These are my musings and observations on my daily life, loves and the laughter that are all a part of my experience of living now in the shires of England.

Tuesday, 13 December 2011

End of term Pied Pipers

I love people but unless I initiate it I don’t like standing up in front of a large group of people. You see, I’m easily embarrassed, especially when I’m unprepared. I guess it may be fair to say that I hate surprises ... well, most of them anyway (there are always some exceptions to every rule).

Anyway, there I was, minding my own business and helping the children when I noticed some furtive looks and smiles coming from some of the other children in different sections of the classroom. Suddenly I was called up to the front of the class as a few of them danced merrily in front of me: they were the Pied Pipers and I was following their lead. I felt like a giant suddenly – all the Year 3s seemed like little ants around my legs. Maybe it was because all their little eyes were on me and they we all in on the secret that I had no idea about.
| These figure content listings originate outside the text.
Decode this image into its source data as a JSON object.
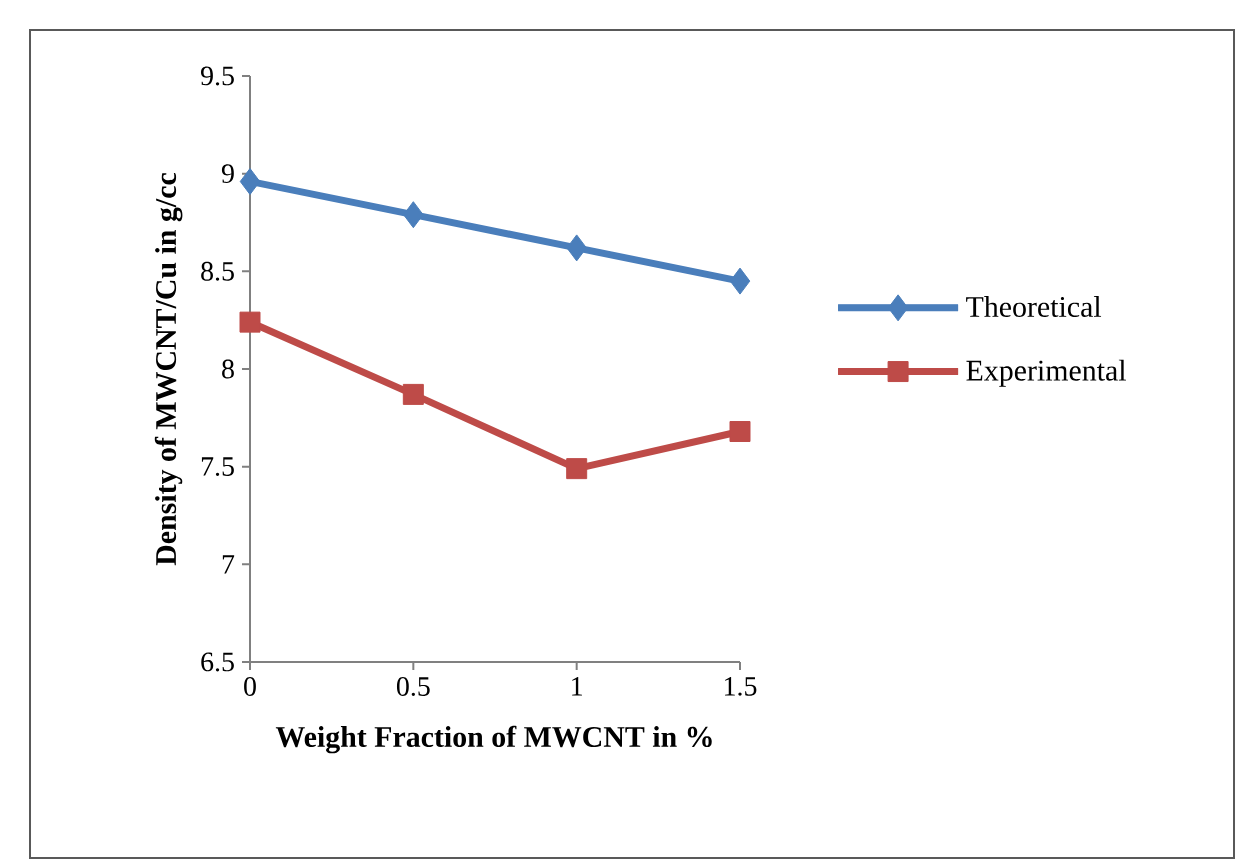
{
  "chart_data": {
    "type": "line",
    "xlabel": "Weight Fraction of MWCNT in %",
    "ylabel": "Density of MWCNT/Cu in g/cc",
    "categories": [
      "0",
      "0.5",
      "1",
      "1.5"
    ],
    "series": [
      {
        "name": "Theoretical",
        "color": "#4a7ebb",
        "marker": "diamond",
        "values": [
          8.96,
          8.79,
          8.62,
          8.45
        ]
      },
      {
        "name": "Experimental",
        "color": "#be4b48",
        "marker": "square",
        "values": [
          8.24,
          7.87,
          7.49,
          7.68
        ]
      }
    ],
    "ylim": [
      6.5,
      9.5
    ],
    "yticks": [
      6.5,
      7,
      7.5,
      8,
      8.5,
      9,
      9.5
    ],
    "legend": "right"
  }
}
I was thinking ‘What are they going to do?’ They’re only small people but en masse they are a formidable force. I wanted to run out and claim I had a prior appointment but I knew that wouldn’t be true or make any sense, especially when I had to face them again next term, so I stayed put and tried to exude confidence and calmness.

The lead teacher started to talk ... something about gratitude for my time and effort with them. I could hear her and see her lips moving but I was enwrapped by the shining faces in front of me and the ripples of applause that were coming from all corners of the room and settling at my feet.
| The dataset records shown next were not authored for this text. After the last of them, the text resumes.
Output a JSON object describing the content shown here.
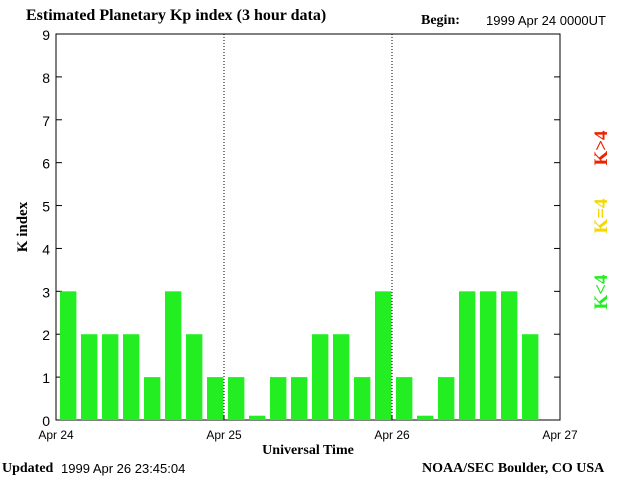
{
  "chart_data": {
    "type": "bar",
    "title": "Estimated Planetary Kp index (3 hour data)",
    "begin_label": "Begin:",
    "begin_value": "1999 Apr 24 0000UT",
    "xlabel": "Universal Time",
    "ylabel": "K index",
    "ylim": [
      0,
      9
    ],
    "yticks": [
      "0",
      "1",
      "2",
      "3",
      "4",
      "5",
      "6",
      "7",
      "8",
      "9"
    ],
    "xticks": [
      "Apr 24",
      "Apr 25",
      "Apr 26",
      "Apr 27"
    ],
    "values": [
      3,
      2,
      2,
      2,
      1,
      3,
      2,
      1,
      1,
      0.1,
      1,
      1,
      2,
      2,
      1,
      3,
      1,
      0.1,
      1,
      3,
      3,
      3,
      2
    ],
    "bar_color": "#22ee22",
    "legend": [
      {
        "label": "K<4",
        "color": "#22ee22"
      },
      {
        "label": "K=4",
        "color": "#f5d800"
      },
      {
        "label": "K>4",
        "color": "#ee2200"
      }
    ]
  },
  "footer": {
    "updated_label": "Updated",
    "updated_value": "1999 Apr 26 23:45:04",
    "source": "NOAA/SEC Boulder, CO USA"
  }
}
They were showing me their appreciation and I was so touched I felt the usual tears start to build up in my eyes. Fighting them back I took the beautifully wrapped gift from the two pairs of outstretched arms directly in front of me. I know I was smiling and talking, but again the actual words are a complete mystery to me at the moment.

Somehow I got back to the door and, extending season’s greetings to all of them, I beat a hasty retreat. 

Feeling blessed I signed out at reception.

As I went to leave the receptionist opened the partition and smiled at me, “Did you get your chocolates from the children?” she asked gently.

“I did. Thank you.” I smiled back and pointed to my bag, “They’re in there. Thank you all very much.”

“You’re welcome.”

“Merry Christmas.”

“And to you.”

“See you next term. Take care.”

And with that final exchange I went out of the door into the cold wind but I knew that nothing would remove the glow of affection that had settled around my heart.